Una coscienza che Karol Wojtyla ha avuto sempre chiarissima, fino alla fine. Come dimostra il suo ultimo libro Memoria e identità dove continuamente, in decine di passi, si accomunano e si equiparano nazismo e comunismo. Una stupefacente vulgata giornalistica (che è risuonata anche in tv in questi giorni) ha dato ad intendere che in quel libro il papa condannerebbe senza appello il nazismo, ma non il comunismo. E’ la solita disinformatsia, come può constatare chiunque legga quel libro.


La meditazione sulla diversa durata dei due totalitarismi gemelli non è affatto una relativizzazione dell’orrore comunista, che il papa paragona addirittura a Satana.


D’altra parte la consapevolezza del papa era tanto chiara che da aver voluto estirpare più profondamente possibile – durante il suo pontificato - la malapianta dell’ideologia marzisteggiante dentro la Chiesa. Cosa che gli ha guadagnato anni e anni di feroci attacchi e dileggi da tutta la stampa di sinistra e progressista, che lo definiva con disprezzo integralista, “anticomunista viscerale”, oscurantista.
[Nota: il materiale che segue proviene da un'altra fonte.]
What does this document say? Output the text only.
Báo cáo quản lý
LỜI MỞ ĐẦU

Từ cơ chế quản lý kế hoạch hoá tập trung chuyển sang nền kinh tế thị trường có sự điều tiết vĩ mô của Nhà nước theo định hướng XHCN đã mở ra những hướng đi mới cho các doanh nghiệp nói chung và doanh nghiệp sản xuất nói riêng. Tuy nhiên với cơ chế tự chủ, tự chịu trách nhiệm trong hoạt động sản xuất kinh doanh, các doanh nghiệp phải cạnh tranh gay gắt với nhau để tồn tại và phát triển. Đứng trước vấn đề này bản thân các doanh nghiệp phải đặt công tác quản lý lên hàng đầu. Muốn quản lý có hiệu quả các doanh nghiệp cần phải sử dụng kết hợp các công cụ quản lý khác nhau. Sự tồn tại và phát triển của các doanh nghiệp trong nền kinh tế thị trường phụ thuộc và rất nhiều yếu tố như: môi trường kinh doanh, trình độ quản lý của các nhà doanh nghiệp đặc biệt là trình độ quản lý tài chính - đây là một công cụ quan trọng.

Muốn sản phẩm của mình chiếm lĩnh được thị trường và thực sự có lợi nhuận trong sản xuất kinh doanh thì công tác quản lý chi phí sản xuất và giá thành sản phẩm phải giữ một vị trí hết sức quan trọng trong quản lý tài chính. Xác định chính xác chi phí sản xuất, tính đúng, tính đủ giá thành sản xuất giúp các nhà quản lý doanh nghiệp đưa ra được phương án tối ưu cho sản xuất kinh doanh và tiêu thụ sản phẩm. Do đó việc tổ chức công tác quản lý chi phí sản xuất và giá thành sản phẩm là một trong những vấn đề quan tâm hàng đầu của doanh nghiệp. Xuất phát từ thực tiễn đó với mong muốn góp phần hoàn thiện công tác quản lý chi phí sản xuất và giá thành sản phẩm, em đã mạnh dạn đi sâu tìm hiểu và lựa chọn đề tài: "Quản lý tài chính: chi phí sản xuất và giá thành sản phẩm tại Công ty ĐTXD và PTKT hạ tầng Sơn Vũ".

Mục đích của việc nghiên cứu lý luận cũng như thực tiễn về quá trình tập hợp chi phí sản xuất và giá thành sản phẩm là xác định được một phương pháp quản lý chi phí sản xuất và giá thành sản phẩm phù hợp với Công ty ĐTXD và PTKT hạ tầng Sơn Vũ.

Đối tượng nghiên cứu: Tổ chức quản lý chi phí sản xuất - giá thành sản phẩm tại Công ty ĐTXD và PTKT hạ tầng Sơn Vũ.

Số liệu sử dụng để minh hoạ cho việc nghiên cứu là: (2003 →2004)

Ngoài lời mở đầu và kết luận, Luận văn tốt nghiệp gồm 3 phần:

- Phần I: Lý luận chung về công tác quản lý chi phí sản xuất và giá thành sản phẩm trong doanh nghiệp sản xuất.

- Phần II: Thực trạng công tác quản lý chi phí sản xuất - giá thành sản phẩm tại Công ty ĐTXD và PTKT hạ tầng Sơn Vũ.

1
Naturalmente io sono il primo a dire che il papa è un gigante della santità e che sarebbe del tutto riduttivo e offensivo identificarlo banalmente con l’anticomunismo. Ma certamente non è ammissibile dimenticare la sua passione per la libertà e per la Chiesa perseguitata e la sua durissima opposizione agli ottusi e violenti regime dell’ateismo di stato (il tiranno cinese non gliel’ha ancora perdonata).


Per capire chi è stato questo Papa le parole più belle sono quelle che don Giussani pronunciò per il venticinquesimo anniversario del suo pontificato: “Giovanni Paolo II dimostra una stima per l’umano come raramente si trova in altri personaggi di questi tempi, che hanno potere in mano eppure non sono soddisfatti di quello che hanno; l’intelligenza e la volontà dell’umano sono di fatto bruciate via dal potere che sembra riempire e soddisfare la loro ricerca. In Giovanni Paolo II non è così: nella sua figura il cristianesimo definisce la condizione umana, è la strada per il compimento della felicità dell’uomo ed esprime la signoria dell’uomo sulle cose. Seguendo le vicende papali in questi 25 anni, ciò di cui ci si accorge di più è che il cristianesimo tende a essere veramente la realizzazione dell’umano. Tutti i suoi viaggi, come lunga marcia verso la morte, hanno avuto la loro ragione nell’evidente unità che corrisponde al genio del cristianesimo: Gloria Dei vivens homo. La gloria di Dio è l’uomo che vive… “. (…)


Proprio questa antica frase è stata ripetuta dal Papa nel suo ultimo libro. Questo è stato Wojtyla: gloria di Dio perché uomo vivente, vivente la fede cattolica apostolica romana. Nella corsa di questi giorni ad appropriarsi del papa è scandaloso vedere i vari commentatori, che hanno sempre detestato la sua fede cattolica, che oggi lo osannano per i suoi “mea culpa” (stravolgendone il senso) in modo da contrapporlo alla Chiesa e da farne quasi uno di loro. Magari per tentare di condizionare i cardinali sul prossimo Conclave. Nossignori. Giù le mani da questo nostro grande papa.(…)
Tenetevi Dario Fo. Noi cattolici ci teniamo stretto Karol Wojtyla il Grande.